Tracy Callis is an American boxing historian, writer and journalist. He is the director of the historical research boxing website Cyber Boxing Zone (CBZ) and International Boxing Research Organization (IBRO). He is also an elector to the International Boxing Hall Of Fame (IBHoF) and a member of the World Boxing Historians Association (WBHA).

==Education==
In 1963, Callis earned a master's degree in mathematics at Virginia Tech and worked at NASA's Langley Research Center as a mathematician for three years and later as a computer systems engineer for five years with IBM Corporation. He retired after serving thirty two years as a professor of information technology at Virginia Western Community College.

==Career==
Callis became interested in boxing and began profiling many boxers particularly the pre-1900 fighters. He is recognized as one of the leading experts on 19th-century fighters including those who fought in the bare-knuckles era. Callis is a member of the International Boxing Research Organization (IBRO) and has provided historical data to many well-known boxing historians, journalists and editors such as Herb Goldman of The Ring magazine, Mike DeLisa and Dan Cuoco of Cyber Boxing Zone, Bert Sugar, Hank Kaplan and British Boxing Board of Control (BBBoC) writer Barry Hugman.

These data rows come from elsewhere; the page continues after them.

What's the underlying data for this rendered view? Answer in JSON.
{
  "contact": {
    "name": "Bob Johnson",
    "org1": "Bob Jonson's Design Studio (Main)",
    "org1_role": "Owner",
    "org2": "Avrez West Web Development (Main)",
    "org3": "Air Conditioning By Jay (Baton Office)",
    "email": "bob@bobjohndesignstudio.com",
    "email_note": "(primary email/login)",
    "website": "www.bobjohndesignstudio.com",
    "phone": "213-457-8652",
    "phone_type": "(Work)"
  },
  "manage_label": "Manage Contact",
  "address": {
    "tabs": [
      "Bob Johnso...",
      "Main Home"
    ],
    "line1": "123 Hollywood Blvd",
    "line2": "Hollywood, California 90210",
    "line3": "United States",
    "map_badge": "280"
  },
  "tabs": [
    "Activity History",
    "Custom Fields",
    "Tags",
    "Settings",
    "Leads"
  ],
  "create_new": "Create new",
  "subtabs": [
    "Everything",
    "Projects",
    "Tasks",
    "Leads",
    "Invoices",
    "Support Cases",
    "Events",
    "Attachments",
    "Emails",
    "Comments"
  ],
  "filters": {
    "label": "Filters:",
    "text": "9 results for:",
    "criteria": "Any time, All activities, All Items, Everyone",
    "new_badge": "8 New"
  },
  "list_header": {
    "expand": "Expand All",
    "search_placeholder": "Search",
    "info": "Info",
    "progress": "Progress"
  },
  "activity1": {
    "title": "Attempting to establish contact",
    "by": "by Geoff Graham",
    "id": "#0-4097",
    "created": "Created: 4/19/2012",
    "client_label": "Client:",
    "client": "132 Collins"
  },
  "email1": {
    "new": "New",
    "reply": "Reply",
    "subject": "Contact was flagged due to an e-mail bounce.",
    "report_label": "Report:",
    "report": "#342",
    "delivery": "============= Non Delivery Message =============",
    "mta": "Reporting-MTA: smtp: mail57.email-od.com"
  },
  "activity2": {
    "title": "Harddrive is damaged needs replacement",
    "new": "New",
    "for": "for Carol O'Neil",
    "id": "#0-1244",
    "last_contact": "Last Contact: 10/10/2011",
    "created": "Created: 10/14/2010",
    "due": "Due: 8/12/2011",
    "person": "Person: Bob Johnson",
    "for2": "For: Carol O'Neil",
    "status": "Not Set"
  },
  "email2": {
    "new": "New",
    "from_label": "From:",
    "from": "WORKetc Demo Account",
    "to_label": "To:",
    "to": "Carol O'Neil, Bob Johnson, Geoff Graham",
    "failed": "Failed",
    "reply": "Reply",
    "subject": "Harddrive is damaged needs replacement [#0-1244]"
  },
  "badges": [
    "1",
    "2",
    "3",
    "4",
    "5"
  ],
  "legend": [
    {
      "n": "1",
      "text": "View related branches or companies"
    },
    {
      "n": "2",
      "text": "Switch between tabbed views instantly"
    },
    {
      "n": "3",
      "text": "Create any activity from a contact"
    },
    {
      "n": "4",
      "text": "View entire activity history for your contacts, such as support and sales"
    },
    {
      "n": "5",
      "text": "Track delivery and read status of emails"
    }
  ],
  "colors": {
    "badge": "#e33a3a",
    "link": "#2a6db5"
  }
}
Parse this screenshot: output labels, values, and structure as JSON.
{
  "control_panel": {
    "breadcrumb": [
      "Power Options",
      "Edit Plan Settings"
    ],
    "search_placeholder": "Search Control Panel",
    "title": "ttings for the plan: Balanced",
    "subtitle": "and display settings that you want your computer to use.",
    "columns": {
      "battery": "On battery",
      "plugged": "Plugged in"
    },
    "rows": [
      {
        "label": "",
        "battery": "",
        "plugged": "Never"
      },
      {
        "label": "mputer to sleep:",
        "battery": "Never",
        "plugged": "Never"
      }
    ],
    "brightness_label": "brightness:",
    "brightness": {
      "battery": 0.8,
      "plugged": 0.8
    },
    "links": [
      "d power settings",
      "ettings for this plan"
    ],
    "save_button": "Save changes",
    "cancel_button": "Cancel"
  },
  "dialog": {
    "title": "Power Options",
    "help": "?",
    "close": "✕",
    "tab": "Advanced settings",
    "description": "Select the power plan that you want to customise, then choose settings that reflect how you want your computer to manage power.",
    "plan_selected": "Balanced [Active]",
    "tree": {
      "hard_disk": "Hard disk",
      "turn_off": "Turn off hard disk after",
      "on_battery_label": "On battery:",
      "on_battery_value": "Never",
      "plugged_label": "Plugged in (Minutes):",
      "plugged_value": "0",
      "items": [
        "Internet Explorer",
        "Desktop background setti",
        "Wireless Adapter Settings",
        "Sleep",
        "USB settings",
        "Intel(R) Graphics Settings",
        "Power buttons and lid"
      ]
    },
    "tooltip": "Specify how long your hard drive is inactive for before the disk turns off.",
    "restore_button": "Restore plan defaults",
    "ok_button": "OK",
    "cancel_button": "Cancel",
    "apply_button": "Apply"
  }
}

Callis has been a boxing historian for more than 45 years researching boxing's history. Among the research he discovered as an IBRO member are: 4 additional knockout wins for Archie Moore (increased his KO record to 132), an additional 13 fights for Mickey Walker and 23 knockout wins for Jimmy Wilde.

Callis is the author of the book A Brief History of the Heavyweights and the co-author of Boxing in the Los Angeles Area: 1880-2005, Philadelphia's Boxing Heritage: 1876-1976 and More tales from Ringside. He has also written reviews on boxing books, including A Man Among Men, Bareknuckles, Blood and Broken Bones, Famous Pugilists of the English Prize Ring 1719-1870, The First Black Boxing Champions, Uncrowned Champions and John L. Sullivan: The Career of the First Gloved Heavyweight Champion.